= Madeleine Lemeine =

French stage actress

Madeleine Lemeine, stage name Mademoiselle Beaupré (c. 1598 - 1655), was a French stage actress.

She was the daughter of a merchant from Chatres-sous-Montlhery in the Ile-de-France. In 1623, she married the actor Nicolas Lion, stage name Beaupré: at the time of her marriage she was described as majeure, that is of legal age, and therefore over the age of 25. Her spouse was active in the provinces while she performed in Paris. In 1644 it was noted that she was “separee de biens avec lui”, that is legally separated.

She was engaged in the Grands Comediens (Comédiens du Roi) at the Hôtel de Bourgogne, which was opened in 1628. In 1632, she and five other actresses of the theatre are identified. Other actresses of the theater were Mlle Valliot, Mlle Bellerose, Mlle Le Noir and Mlle Beauchateau.

Mlle Beaupre and Mlle Valliot are described as the two principal star actresses of the theatre. The repertoire of the theatre are documented and clearly show that roles for women are provided for in the plays, but it is not confirmed which actor played which role. They appear to have been known for farce and breeches roles. They are known to have played the two major roles as the wives of Gaultier and Boniface in the farce La Comedie des comediens by Gougenot.
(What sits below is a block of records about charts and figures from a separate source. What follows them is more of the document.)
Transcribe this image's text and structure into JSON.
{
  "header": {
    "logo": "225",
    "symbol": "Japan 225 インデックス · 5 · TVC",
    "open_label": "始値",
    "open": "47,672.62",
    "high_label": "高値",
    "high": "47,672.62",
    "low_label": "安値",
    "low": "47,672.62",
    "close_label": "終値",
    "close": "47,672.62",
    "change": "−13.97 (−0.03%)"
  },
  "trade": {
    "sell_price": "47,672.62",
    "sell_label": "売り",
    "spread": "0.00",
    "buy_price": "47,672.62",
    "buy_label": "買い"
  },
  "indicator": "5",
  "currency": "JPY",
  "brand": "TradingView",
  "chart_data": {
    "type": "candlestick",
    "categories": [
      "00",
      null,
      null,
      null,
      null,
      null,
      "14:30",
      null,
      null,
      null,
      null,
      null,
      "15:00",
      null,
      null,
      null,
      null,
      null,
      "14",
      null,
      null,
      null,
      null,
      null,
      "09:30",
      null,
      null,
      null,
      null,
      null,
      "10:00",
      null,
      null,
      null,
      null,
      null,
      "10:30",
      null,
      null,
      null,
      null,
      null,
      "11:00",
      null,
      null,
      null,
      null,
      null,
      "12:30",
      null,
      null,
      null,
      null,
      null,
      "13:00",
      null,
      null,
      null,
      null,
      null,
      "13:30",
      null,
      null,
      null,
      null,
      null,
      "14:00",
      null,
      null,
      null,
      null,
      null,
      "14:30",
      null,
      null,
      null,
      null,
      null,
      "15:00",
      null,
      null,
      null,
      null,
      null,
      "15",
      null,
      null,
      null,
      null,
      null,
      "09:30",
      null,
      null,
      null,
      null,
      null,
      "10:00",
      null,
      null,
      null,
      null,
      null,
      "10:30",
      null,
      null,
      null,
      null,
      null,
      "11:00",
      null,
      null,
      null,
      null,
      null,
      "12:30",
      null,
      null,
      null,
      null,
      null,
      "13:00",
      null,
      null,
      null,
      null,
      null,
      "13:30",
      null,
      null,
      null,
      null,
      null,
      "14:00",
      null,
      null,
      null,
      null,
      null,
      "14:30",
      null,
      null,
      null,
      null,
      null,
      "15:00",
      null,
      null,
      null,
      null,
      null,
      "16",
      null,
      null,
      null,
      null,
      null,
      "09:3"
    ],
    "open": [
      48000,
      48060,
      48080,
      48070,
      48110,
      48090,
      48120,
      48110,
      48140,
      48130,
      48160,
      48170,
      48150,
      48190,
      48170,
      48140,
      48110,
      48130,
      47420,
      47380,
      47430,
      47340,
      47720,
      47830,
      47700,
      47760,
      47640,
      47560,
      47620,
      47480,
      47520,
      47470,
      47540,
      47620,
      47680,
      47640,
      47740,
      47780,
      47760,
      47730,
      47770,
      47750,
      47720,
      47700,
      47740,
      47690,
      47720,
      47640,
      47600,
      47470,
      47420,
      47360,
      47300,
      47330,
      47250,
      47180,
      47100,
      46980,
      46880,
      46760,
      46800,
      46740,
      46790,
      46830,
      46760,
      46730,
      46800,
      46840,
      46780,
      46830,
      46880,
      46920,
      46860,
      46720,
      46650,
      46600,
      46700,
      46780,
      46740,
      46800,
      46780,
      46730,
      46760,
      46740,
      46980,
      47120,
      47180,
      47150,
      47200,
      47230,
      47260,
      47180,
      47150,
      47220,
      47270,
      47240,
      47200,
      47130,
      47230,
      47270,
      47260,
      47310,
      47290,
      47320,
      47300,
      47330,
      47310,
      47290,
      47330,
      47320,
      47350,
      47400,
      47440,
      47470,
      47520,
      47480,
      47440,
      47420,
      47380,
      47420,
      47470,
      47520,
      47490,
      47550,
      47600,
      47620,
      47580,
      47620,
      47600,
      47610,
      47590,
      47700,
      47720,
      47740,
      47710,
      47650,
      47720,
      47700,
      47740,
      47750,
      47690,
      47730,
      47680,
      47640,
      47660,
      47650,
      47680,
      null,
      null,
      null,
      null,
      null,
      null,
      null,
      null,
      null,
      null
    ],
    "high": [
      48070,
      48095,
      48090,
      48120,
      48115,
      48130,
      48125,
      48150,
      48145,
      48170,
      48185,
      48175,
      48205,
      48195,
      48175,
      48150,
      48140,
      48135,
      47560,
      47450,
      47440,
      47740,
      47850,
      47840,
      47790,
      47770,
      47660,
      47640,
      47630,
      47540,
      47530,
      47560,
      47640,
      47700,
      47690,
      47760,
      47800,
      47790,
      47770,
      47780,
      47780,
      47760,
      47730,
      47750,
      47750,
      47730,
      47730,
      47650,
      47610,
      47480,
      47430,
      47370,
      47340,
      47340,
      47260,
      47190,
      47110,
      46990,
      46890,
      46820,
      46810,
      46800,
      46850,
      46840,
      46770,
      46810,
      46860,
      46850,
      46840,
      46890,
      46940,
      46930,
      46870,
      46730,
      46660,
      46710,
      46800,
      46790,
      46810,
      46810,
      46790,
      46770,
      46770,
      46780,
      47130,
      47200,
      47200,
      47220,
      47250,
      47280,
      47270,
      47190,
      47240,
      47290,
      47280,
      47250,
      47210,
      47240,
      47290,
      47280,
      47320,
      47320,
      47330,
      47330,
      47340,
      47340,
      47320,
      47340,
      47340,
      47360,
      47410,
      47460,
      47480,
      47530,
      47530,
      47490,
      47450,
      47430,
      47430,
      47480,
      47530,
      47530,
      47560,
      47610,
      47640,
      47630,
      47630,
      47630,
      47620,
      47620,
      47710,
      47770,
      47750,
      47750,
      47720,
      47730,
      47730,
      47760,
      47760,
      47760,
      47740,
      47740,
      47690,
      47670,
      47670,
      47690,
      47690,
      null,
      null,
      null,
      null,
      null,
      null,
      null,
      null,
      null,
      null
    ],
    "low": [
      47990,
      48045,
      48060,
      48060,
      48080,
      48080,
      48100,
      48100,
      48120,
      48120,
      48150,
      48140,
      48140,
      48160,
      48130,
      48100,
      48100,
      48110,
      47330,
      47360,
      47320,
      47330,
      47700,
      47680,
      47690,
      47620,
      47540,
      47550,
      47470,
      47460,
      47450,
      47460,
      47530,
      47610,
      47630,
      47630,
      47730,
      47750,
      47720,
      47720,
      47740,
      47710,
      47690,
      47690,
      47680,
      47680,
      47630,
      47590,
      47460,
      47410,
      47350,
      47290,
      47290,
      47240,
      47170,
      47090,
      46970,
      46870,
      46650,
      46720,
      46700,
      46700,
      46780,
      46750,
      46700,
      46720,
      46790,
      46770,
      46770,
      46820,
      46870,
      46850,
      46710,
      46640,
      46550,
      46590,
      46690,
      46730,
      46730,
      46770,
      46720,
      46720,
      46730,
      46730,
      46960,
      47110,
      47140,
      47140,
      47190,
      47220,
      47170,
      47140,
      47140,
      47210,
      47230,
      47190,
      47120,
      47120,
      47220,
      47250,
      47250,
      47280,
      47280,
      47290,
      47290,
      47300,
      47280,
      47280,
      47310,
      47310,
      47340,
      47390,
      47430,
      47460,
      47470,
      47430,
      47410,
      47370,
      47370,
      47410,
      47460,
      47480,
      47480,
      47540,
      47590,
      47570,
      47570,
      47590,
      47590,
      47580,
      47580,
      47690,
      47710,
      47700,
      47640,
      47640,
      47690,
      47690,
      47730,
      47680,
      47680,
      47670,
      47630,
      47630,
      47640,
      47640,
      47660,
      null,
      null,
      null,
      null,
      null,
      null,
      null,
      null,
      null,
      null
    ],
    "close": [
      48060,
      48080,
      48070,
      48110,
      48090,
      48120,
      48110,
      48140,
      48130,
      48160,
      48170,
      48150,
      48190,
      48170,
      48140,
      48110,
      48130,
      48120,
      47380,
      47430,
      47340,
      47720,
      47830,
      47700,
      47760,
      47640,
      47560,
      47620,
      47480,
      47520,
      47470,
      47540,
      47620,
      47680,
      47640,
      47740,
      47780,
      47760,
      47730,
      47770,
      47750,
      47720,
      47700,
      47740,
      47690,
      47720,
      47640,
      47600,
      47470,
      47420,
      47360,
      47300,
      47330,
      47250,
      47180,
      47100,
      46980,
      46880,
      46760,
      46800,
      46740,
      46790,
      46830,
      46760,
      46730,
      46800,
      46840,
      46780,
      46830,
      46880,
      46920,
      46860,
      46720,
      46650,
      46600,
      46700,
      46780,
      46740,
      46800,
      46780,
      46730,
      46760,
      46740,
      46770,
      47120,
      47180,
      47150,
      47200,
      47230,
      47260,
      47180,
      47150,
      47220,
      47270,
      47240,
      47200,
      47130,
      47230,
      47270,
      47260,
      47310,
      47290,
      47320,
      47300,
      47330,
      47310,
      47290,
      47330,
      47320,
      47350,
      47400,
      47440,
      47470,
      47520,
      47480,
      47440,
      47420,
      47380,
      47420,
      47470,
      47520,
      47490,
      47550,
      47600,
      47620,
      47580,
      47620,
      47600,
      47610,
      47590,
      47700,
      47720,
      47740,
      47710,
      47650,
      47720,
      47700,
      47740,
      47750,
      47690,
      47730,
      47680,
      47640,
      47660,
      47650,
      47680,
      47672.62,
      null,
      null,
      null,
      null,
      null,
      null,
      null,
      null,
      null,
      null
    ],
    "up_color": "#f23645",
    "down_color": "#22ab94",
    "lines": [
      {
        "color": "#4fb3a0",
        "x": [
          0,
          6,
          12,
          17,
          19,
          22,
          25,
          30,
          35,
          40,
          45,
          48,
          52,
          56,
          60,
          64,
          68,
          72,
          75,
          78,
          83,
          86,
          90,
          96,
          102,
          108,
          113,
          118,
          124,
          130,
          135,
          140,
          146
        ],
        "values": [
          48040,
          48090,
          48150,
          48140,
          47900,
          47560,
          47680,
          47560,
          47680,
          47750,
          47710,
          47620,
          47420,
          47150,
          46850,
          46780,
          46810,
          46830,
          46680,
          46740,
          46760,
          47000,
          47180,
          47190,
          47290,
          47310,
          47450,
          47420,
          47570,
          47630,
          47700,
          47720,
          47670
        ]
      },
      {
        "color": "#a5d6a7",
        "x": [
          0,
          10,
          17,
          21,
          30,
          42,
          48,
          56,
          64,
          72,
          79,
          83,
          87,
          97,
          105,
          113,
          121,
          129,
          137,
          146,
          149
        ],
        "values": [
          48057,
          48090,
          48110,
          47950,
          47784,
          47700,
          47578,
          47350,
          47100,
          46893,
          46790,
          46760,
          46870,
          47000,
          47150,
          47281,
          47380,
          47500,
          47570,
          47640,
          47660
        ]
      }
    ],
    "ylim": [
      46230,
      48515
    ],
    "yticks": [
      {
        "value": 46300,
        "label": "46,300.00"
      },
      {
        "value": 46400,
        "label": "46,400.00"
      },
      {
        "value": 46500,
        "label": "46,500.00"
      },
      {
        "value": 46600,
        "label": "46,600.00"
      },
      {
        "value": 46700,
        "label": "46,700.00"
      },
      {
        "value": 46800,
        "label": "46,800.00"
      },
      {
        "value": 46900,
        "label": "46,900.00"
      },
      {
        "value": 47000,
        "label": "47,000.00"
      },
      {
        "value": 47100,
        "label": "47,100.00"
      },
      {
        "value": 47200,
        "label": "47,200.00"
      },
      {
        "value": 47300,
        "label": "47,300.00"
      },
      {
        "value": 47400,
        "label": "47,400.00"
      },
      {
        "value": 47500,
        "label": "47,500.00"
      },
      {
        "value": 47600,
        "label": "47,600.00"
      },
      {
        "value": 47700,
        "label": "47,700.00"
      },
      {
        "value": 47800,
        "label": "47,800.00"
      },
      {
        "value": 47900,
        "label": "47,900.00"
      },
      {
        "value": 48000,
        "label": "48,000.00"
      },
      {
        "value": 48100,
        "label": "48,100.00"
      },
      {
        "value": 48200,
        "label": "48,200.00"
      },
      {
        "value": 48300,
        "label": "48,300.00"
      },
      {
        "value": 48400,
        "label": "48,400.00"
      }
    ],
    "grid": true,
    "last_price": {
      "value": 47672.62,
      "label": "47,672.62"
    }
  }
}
Mlle Beaupre is noted in an incident from 1649 described by Tallemant. According to Tallemant, Mlle Beaupre performed at the Théâtre du Marais when she came in to conflict with a young actress:
“‘I can see, Mademoiselle,’ said Mlle Beaupre´, ‘that you want to see me sword in hand.’ And so saying, she went to fetch two blunted swords. The girl took one, thinking it was a joke. Mlle Beaupre´, angry, wounded her in the neck and would have killed her.”

She was apparently wealthy, as she is noted to have loaned 10,333 livres, 8 sous to the owners of the Marais in 1647.